Todavía recuerdo como si fuera ayer aquel partido en el que la selección cerreña enfrentó a su similar de Huancayo, en ese momento y por siempre, la mejor selección de toda su historia: “El Expreso Verde”. Se preparaban los cerreños para entrar en el campo cuando, agitando una badera roja, borracho como una cuba, aparece un exsargento de la policía que había trabajado en el Cerro de Pasco, gritando a voz en cuello. “¡Huarón!”… “¡Huarón!” … “¡Huarón!”, yendo de un jugador a otro sin reconocer a ninguno. Cuando terminó de verlos a todos, siguió gritando como un poseído del demonio: “¡Estos cojudos, no son de Pasco, carajo!”. “¡Enanos de mierda!” – y señalaba a “Fena” Livia, “Viejo” Alcocer, Filomeno Gallo y Bío Soto- “¡No son de Pasco, son unos enanos cojudos “bamba”, carajo!”. El escándalo iba en aumento- “¡¿Dónde están los “Chivos” Segura, carajo?!”- “¿Dónde están los Cerrutti, “Flaco” Maldonado, “Perro” Vilchez, “Chocolate”, Lock, Field…?. “No, carajo, estos son unos farsantes”!. El escándalo fue alcanzando dimensiones inconmensurables hasta que apareció la policía y retiró al energúmeno. El escándalo había trascendido hasta las tribunas del “Edilberto Chávez” convirtiendo en comidilla la presentación de nuestro representativo que, cuando entró en la cancha, fue recibido con una frialdad de desengaño; en cambio el “Expreso Verde”, con estruendosa algarabía, como si se tratara del campeón del mundo. En ese ambiente comenzó el partido.

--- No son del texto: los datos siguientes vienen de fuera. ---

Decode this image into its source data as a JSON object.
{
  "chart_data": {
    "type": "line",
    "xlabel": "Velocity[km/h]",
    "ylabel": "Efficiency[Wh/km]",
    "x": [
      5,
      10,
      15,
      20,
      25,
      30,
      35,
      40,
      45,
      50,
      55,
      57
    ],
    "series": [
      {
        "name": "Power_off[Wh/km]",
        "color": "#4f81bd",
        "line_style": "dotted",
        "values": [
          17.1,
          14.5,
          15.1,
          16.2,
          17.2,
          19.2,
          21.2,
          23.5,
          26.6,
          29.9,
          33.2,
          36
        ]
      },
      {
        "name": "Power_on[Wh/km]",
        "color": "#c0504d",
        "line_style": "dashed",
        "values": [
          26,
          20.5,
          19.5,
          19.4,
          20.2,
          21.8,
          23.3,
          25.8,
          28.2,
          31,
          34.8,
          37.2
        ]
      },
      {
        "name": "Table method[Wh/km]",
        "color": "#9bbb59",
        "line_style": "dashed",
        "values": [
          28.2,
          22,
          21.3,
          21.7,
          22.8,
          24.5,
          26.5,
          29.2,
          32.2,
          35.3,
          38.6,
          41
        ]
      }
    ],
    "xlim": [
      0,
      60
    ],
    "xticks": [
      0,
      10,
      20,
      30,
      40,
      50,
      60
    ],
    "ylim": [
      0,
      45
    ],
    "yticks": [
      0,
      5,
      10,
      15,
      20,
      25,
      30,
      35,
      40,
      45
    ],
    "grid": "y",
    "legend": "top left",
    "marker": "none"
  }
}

El ataque primero, fue cerreño. Tras cinco combinaciones  perfectas y brillantes entre Bazán, Rafaelo y Fena Livia, Agatón estrelló la pelota en el horizontal del arco de Arias. Un “¡Ahhhhhh!” de admiración estalló en las tribunas que se convenció de que nos estaba ante un equipo “Chambría”, como había pregonado el policía de marras. Es más, tras vistosas y aguerridas jugadas, “Macho” Gómez, contiene reciamente a Agatón a unos metros del centro del campo y el juez cobra la falta. La distancia era muy notable -40 o 45 metros-, tanto que el arquero y capitán del “Expreso Verde”, “Shamuco Arias”, retira la barrera que habían formado, “Cachito” Caldas, “Macho” Gómez y “Pirula” Guerra. ¡El que cobrara la falta tenía que ser un mago para hacerle el gol desde esa distancia!.  “Tortola” Villanes, lo fue. Cuando oyó el silbato, corrió y con un disparo, no sólo bien colocado sino potente como un cañonazo, hizo que “Shamuco” Arias sólo quedara mirando cómo se hinchaban las redes con el gol magistral que hasta los huancaínos aplaudieron a rabiar. Los sorprendidos aplausos de algunos cerreños que recién se identificaban seguían el ejemplo del energúmeno que hacia sólo media hora los había insultado. El exsargento agitando su bandera y con todos sus pulmones, gritó: “¡Buena Olmedo, carajo!” (Por su corte de pelo, Villanes se parecía a nuestro inconmensurable campeón de tennis, Alejandro Olmedo). Aquel partido quedó en la retina y el corazón de los aficionados huancas que confirmaron que se encontraban frente a un gran equipo donde resaltaba un gran jugador: Agatón.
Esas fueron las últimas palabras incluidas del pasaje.